Ravi’s parents, Dinesh (Manoj Sood) and Veena (Sonia Dhillon Tully), are equally persistent. Dinesh even thinks his son is wasting his life by being an international DJ. To make their respective parents happy, Asha and Ravi meet up, and the former comes up with the plan to pretend-date each other and get through the wedding season together. However, soon enough, real emotions invade their fake relationship.

It’s not every day that I see a typical Hollywood romantic comedy with characters that look like me. ‘Wedding Season’ is 10 minutes too long. The editing in it could have been sharper. There are scenes where the camera needlessly lingers, and dialogues go on longer than necessary. The character of Nick (Sean Kleier), the fiancé of Asha’s sister Priya, feels too over-enthusiast about everything Indian. If an Indian-American hadn’t written the script, Nick’s behavior would have appeared as a benign form of racism, if such a thing even exists. But, as an Indian-American is, in fact, the scriptwriter, Nick comes off as merely a caricature, but I am not sure if that is intentional.

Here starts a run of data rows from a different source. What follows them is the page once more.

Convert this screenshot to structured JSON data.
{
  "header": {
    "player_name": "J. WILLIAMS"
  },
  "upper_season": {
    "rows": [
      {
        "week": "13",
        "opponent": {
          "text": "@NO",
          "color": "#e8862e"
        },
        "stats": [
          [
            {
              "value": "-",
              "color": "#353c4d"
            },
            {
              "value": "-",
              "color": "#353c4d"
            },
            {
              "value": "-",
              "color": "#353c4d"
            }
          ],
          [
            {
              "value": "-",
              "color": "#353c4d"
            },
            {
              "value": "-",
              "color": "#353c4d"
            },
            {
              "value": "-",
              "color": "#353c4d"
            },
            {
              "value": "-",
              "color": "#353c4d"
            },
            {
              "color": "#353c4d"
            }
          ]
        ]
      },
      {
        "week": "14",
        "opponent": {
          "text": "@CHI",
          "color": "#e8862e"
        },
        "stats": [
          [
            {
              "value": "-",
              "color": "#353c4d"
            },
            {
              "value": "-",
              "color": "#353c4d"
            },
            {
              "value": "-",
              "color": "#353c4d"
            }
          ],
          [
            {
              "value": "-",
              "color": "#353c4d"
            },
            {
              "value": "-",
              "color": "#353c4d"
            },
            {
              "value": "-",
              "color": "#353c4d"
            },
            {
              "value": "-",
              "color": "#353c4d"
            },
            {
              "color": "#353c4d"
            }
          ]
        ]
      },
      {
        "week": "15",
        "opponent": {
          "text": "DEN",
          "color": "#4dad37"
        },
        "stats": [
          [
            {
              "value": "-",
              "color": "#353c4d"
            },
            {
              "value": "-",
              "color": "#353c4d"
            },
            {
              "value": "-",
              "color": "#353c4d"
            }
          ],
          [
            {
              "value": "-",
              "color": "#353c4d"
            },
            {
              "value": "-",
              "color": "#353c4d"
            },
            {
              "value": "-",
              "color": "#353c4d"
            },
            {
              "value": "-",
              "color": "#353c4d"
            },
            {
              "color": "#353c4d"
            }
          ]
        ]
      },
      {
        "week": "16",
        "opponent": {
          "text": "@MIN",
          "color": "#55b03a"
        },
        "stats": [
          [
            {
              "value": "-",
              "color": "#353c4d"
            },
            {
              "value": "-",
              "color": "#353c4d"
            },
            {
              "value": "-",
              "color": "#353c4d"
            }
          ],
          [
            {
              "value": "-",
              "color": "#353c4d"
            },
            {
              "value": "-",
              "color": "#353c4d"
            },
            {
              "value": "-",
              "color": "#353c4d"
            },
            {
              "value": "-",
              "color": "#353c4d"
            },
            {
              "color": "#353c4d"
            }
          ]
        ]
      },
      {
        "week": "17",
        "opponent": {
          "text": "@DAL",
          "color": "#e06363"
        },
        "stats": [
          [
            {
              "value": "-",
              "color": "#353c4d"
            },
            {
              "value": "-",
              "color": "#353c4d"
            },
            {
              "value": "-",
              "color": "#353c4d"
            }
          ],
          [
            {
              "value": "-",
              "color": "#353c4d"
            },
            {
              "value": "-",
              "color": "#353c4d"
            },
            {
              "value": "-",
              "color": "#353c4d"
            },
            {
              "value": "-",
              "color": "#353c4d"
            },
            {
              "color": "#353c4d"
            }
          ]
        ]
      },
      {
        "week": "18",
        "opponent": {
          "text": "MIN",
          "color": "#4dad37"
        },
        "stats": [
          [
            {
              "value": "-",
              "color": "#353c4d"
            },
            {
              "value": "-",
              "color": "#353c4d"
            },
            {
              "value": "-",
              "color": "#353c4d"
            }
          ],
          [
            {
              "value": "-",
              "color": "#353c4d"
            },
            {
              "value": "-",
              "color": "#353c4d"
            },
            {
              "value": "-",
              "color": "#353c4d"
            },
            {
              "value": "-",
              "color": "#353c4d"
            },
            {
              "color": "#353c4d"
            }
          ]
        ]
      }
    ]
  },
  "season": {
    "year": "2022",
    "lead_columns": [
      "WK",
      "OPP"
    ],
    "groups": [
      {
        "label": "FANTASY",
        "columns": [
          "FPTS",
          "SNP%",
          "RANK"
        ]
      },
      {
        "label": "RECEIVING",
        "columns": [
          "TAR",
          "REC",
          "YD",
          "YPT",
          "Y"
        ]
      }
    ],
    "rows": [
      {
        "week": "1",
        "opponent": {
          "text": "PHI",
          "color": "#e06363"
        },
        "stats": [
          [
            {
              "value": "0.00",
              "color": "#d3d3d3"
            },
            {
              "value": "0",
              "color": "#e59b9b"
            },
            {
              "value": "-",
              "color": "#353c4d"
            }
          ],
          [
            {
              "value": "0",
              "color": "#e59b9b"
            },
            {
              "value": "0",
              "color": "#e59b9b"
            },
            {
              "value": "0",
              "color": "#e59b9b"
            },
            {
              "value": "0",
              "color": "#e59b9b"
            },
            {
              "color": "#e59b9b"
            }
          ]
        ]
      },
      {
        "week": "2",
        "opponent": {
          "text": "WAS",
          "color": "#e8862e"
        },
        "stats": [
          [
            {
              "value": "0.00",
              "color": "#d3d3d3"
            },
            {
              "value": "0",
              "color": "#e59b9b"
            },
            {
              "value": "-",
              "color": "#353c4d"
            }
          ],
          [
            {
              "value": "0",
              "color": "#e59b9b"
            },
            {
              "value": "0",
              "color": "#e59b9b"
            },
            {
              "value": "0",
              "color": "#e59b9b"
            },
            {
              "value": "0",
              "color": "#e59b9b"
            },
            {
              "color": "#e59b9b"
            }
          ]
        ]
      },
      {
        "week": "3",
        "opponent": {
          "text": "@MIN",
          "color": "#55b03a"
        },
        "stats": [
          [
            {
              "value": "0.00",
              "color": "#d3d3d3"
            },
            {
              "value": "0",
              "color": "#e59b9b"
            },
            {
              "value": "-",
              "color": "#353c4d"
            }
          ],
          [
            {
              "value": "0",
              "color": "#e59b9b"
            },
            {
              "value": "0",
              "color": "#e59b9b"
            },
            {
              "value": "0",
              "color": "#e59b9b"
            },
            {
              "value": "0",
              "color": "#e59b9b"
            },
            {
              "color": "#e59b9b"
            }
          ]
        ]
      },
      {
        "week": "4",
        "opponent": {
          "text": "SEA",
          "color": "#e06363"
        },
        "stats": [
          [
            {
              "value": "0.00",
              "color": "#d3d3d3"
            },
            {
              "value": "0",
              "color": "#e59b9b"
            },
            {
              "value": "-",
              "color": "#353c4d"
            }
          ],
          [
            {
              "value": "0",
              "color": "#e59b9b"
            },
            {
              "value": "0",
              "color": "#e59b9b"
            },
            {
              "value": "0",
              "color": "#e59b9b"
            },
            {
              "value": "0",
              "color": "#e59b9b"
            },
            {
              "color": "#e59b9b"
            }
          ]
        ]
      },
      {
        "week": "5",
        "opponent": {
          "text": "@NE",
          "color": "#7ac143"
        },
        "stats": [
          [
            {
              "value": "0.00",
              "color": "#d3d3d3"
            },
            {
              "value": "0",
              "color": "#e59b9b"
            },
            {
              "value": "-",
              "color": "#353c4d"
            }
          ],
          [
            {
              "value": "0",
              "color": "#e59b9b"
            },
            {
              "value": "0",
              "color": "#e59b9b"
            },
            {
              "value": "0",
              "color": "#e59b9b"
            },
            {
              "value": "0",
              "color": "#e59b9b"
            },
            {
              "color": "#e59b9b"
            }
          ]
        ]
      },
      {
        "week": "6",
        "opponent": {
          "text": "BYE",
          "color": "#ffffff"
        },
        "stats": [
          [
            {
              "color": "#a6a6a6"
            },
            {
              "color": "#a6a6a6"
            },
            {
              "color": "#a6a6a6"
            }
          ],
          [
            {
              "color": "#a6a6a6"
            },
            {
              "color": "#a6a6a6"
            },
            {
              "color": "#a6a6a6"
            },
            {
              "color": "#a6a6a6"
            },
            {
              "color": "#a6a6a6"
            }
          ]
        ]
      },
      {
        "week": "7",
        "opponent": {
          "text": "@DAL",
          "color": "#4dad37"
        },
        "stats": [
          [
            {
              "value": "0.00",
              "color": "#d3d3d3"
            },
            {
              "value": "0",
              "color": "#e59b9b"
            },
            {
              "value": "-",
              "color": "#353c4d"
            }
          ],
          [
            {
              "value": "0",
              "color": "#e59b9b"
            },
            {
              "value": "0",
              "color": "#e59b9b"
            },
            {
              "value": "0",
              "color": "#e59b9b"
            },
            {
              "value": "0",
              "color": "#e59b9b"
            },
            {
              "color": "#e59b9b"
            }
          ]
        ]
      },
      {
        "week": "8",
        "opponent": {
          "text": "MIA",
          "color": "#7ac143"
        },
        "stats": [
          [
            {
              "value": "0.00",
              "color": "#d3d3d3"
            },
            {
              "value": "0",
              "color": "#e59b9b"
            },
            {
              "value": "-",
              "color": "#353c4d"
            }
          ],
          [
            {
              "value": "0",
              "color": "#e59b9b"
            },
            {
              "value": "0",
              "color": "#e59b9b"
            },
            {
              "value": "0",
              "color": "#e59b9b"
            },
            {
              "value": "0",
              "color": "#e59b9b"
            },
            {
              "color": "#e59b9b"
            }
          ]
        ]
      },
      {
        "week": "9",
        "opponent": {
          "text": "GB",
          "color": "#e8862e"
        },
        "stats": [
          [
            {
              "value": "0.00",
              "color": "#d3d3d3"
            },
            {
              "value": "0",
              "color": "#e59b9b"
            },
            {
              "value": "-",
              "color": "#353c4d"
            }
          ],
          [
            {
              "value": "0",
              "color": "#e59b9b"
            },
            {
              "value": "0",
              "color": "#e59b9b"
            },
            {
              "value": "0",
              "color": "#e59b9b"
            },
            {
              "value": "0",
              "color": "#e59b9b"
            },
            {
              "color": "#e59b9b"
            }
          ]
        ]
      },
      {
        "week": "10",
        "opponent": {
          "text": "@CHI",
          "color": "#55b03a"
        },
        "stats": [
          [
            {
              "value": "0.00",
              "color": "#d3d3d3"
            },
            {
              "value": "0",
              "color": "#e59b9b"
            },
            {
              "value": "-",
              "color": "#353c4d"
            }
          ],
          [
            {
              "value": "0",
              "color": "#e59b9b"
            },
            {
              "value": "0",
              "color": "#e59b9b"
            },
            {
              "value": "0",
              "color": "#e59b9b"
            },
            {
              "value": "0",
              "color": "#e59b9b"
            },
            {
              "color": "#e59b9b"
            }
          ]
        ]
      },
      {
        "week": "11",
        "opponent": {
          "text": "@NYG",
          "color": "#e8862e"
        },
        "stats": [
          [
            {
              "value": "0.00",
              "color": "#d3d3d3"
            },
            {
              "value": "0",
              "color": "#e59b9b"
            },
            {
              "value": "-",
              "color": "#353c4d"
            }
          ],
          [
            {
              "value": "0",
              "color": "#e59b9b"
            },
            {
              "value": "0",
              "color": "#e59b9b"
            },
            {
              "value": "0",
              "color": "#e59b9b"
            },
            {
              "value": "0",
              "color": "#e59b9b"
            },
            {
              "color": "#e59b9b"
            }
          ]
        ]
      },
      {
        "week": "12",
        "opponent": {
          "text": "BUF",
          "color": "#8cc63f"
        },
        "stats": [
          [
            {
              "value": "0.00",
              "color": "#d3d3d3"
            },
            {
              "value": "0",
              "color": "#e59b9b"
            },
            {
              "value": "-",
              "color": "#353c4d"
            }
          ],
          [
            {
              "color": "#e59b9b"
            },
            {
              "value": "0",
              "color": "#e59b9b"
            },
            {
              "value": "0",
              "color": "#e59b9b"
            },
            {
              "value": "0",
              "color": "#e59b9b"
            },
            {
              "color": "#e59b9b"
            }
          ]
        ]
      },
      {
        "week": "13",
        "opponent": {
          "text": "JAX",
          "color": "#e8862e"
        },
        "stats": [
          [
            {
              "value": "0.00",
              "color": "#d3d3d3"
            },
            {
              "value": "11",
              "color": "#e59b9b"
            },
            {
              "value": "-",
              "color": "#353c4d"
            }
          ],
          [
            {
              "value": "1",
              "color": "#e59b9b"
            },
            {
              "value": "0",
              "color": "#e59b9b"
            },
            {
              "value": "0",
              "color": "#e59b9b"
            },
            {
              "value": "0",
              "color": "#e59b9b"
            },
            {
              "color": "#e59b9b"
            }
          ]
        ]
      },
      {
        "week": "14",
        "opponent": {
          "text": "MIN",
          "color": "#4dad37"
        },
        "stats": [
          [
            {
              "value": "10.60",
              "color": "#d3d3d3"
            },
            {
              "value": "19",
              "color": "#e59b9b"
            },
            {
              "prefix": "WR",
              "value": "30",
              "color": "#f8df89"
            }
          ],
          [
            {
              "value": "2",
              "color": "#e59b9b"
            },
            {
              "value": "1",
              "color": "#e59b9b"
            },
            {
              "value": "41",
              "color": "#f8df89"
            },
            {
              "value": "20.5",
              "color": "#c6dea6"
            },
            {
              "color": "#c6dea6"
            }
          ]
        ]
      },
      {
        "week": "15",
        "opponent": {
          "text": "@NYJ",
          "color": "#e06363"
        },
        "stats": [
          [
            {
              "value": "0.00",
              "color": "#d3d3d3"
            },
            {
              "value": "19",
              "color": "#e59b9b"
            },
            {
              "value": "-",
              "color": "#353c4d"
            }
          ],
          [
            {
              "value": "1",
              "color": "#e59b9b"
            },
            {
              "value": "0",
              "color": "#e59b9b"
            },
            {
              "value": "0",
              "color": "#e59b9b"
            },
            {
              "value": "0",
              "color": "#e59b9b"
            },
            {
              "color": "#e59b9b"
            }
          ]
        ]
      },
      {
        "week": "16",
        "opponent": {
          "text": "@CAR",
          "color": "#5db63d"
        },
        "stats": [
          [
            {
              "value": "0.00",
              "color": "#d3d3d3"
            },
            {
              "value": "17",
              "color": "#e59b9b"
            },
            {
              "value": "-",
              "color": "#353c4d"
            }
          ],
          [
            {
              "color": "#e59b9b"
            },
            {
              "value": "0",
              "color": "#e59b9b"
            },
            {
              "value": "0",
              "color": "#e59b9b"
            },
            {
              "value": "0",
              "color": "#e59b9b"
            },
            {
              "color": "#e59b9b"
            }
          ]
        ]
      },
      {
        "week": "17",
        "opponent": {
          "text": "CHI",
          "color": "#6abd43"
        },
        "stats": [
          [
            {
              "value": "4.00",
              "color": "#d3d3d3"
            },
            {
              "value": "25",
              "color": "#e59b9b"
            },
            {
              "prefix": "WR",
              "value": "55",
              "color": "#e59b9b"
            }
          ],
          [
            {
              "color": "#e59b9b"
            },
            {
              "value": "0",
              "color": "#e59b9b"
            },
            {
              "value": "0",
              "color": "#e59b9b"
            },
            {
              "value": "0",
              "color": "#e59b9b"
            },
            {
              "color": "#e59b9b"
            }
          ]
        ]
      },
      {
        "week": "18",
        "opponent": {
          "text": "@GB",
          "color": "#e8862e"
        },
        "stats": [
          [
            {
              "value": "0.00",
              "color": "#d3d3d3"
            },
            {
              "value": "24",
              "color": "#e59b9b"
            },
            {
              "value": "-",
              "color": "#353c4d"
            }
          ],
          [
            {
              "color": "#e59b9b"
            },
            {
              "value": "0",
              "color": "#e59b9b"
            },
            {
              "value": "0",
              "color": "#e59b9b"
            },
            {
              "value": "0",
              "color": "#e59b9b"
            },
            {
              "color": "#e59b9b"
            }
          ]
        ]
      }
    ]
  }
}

Despite its problems and obvious predictability, ‘Wedding Season’ offers a fun and fulfilling ride. Although it is billed as a romantic comedy, it makes a dramatic shift about halfway into its runtime. This change might be surprising but not unwelcome. It brings a certain amount of focus to the narrative, underscoring the main conflict in the film. ‘Wedding Season’ portrays the Indian Americans as a largely homogenous community when that is not the case. The fault lines exist for a multitude of reasons — from religion to native state to culture to language. The makers of ‘Wedding Season’ seem to have consciously limited the scope of their film, and it effectively makes the narrative more comprehensive.